Mondadori
1999
9788804459439
Già Illirica, Romana, Bizantina, Ungherese, Veneziana, per breve tempo Napoleonica, poi Austriaca e Jugoslava, la Dalmazia – oggi parte della Croazia, e salutata impropriamente come “Croazia del Sud” – ospitava una comunità italiana, un’aristocratica borghesia mercantile, non solo nell’enclave di Zara (oggi Zadar), a maggioranza assoluta etnicamente e culturalmente italiana, retta dall’Italia dal 1919 al 1947, ma anche – ad esempio – nelle città di Sebenico (diede i natali a Niccolò Tommaseo), Ragusa (oggi l’ex Repubblica Marinara, patria di Franco Sacchetti, viene chiamata Dubrovnik), Spalato, cara a Diocleziano.
Da Spalato viene uno dei maggiori intellettuali e giornalisti italiani del Novecento, Enzo Bettiza, che ama definirsi dalmata di lingua italiana. Questo suo “Esilio” è un doloroso memoriale, a metà tra saggistica e biografia romanzata, scritto negli anni dell’ultima guerra dei Balcani, quando diversi popoli slavi si batterono contro la drammatica avanzata serba, che prevedeva pulizia etnica e damnatiomemoriae, sino all’intervento americano. Bettiza, dopo anni di silenzio sulla sua vita pre-esodo, complice una sorta di rimozione ben indagata nel libro, racconta tutto; alterna pagine di interpretazione delle ragioni e dei torti dei serbi nella recente guerra a memorie d’infanzia e giovinezza, spiega cosa significava essere bilingui e come veniva accolta l’aggressione fascista nei tristi giorni della Seconda Guerra Mondiale, racconta la storia d’una terra e d’un popolo che la storia ha snaturato; la presenza italiana è stata sostanzialmente spazzata via. E ricorda – a questo proposito – l’atrocità e la gratuità del bombardamento angloamericano a Zara, la nostra Dresda: suggerendo che serviva a fare piazza pulita dell’ultimo avamposto italiano dalmata in quello che sarebbe divenuto, per una manciata di decenni, lo Stato Jugoslavo di Tito. Ma torniamo alla genesi dell’opera, su Zara discuteremo ancora.
I “truci fragori” dello “stupro culturale” sferrato dai serbi contro Ragusa, in quel periodo, avevano “acceso quasi per sintonia colpevole dentro di me una sorta di rimorso e di pentimento. Quei colpi di cannone e di mortaio non mi facevano sentire in regola né con la memoria né con la coscienza. Io medesimo, al di là di Ragusa, non avevo fino allora perpetrato in silenzio un mio privatissimo eccidio mnemonico nei confronti di Spalato e di Zara, di Salona e di Traù, di Sebenico e dell’isola di Brazza in cui, bambino e ragazzo, avevo soggiornato per tante estati marinare?” (p. 9): è autentica pulizia culturale, quella intentata dai serbi, per distruggere la storia di una delle più belle città dalmate.

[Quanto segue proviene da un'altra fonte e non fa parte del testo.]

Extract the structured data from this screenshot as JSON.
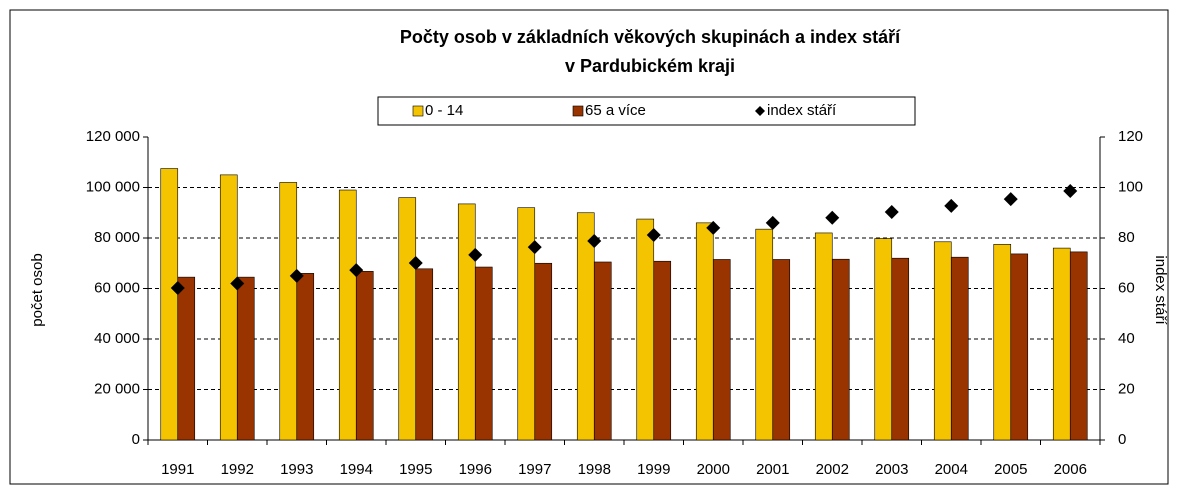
{
  "chart_data": {
    "type": "bar",
    "title": "Počty osob v základních věkových skupinách a index stáří",
    "subtitle": "v Pardubickém kraji",
    "y_label": "počet osob",
    "y2_label": "index stáří",
    "categories": [
      "1991",
      "1992",
      "1993",
      "1994",
      "1995",
      "1996",
      "1997",
      "1998",
      "1999",
      "2000",
      "2001",
      "2002",
      "2003",
      "2004",
      "2005",
      "2006"
    ],
    "series": [
      {
        "name": "0 - 14",
        "color": "#f5c400",
        "values": [
          107500,
          105000,
          102000,
          99000,
          96000,
          93500,
          92000,
          90000,
          87500,
          86000,
          83500,
          82000,
          79800,
          78500,
          77500,
          76000
        ]
      },
      {
        "name": "65 a více",
        "color": "#993300",
        "values": [
          64500,
          64500,
          66000,
          66800,
          67800,
          68500,
          70000,
          70500,
          70800,
          71500,
          71500,
          71600,
          72000,
          72400,
          73700,
          74500
        ]
      },
      {
        "name": "index stáří",
        "color": "#000000",
        "axis": "y2",
        "values": [
          60.2,
          62,
          65,
          67.3,
          70.1,
          73.3,
          76.4,
          78.8,
          81.2,
          84,
          86,
          88,
          90.3,
          92.7,
          95.4,
          98.6
        ]
      }
    ],
    "ylim": [
      0,
      120000
    ],
    "yticks": [
      0,
      {
        "value": 20000,
        "label": "20 000"
      },
      {
        "value": 40000,
        "label": "40 000"
      },
      {
        "value": 60000,
        "label": "60 000"
      },
      {
        "value": 80000,
        "label": "80 000"
      },
      {
        "value": 100000,
        "label": "100 000"
      },
      {
        "value": 120000,
        "label": "120 000"
      }
    ],
    "y2lim": [
      0,
      120
    ],
    "y2ticks": [
      0,
      20,
      40,
      60,
      80,
      100,
      120
    ],
    "grid": true,
    "legend": "top"
  }
}
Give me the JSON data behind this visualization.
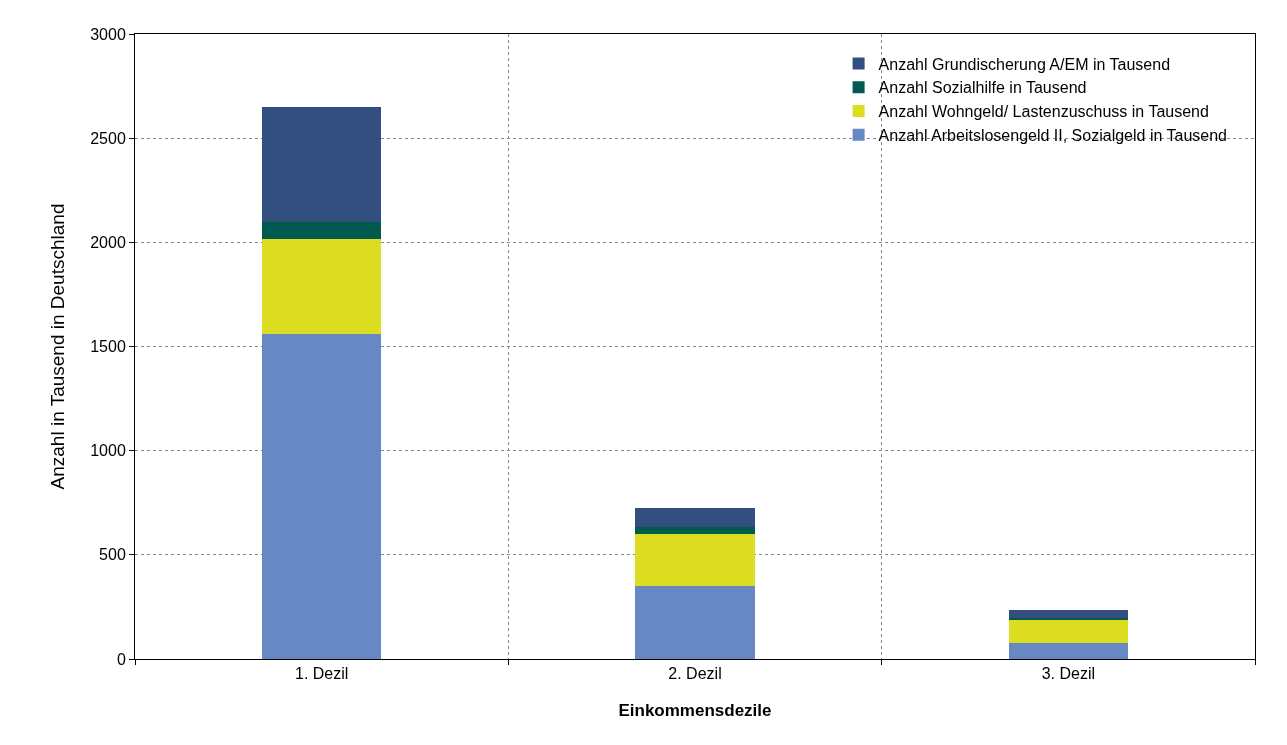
{
  "chart_data": {
    "type": "bar",
    "stacked": true,
    "xlabel": "Einkommensdezile",
    "ylabel": "Anzahl in Tausend in Deutschland",
    "categories": [
      "1. Dezil",
      "2. Dezil",
      "3. Dezil"
    ],
    "series": [
      {
        "name": "Anzahl Arbeitslosengeld II, Sozialgeld in Tausend",
        "color": "#6787c5",
        "values": [
          1560,
          350,
          77
        ]
      },
      {
        "name": "Anzahl Wohngeld/ Lastenzuschuss in Tausend",
        "color": "#dcdc20",
        "values": [
          456,
          250,
          110
        ]
      },
      {
        "name": "Anzahl Sozialhilfe in Tausend",
        "color": "#005a50",
        "values": [
          82,
          34,
          10
        ]
      },
      {
        "name": "Anzahl Grundischerung A/EM in Tausend",
        "color": "#334f80",
        "values": [
          552,
          91,
          38
        ]
      }
    ],
    "ylim": [
      0,
      3000
    ],
    "yticks": [
      0,
      500,
      1000,
      1500,
      2000,
      2500,
      3000
    ],
    "grid": true,
    "legend": "top right"
  }
}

La guerra tra serbi e croati stava offendendo, sconvolgendo e mutilando la Dalmazia di Bettiza, quella “lingua di terra carsica e frastagliata”, composta da centinaia di isole e isolotti, dalla tradizione cosmopolita e poliglotta: una Dalmazia sentita come “nazione incompiuta”, perché come ricordava il gran filologo di Sebenico “Badate che la Dalmazia è più lontana dall’Istria di quanto Malta lo sia dall’Inghilterra” (p. 6), quindi le semplificazioni non sono gradite, il messaggio arriva chiaro. I dalmati sono (erano? erano) una razza matta, con manie di lusso e di grandezza: ostile alle ostentazioni sentimentali, piena di ironia e di voglia di vivere (bene). Antico era il sogno d’una Stato autonomo, né croato né italiano, con patrocinio e governo in stile asburgico.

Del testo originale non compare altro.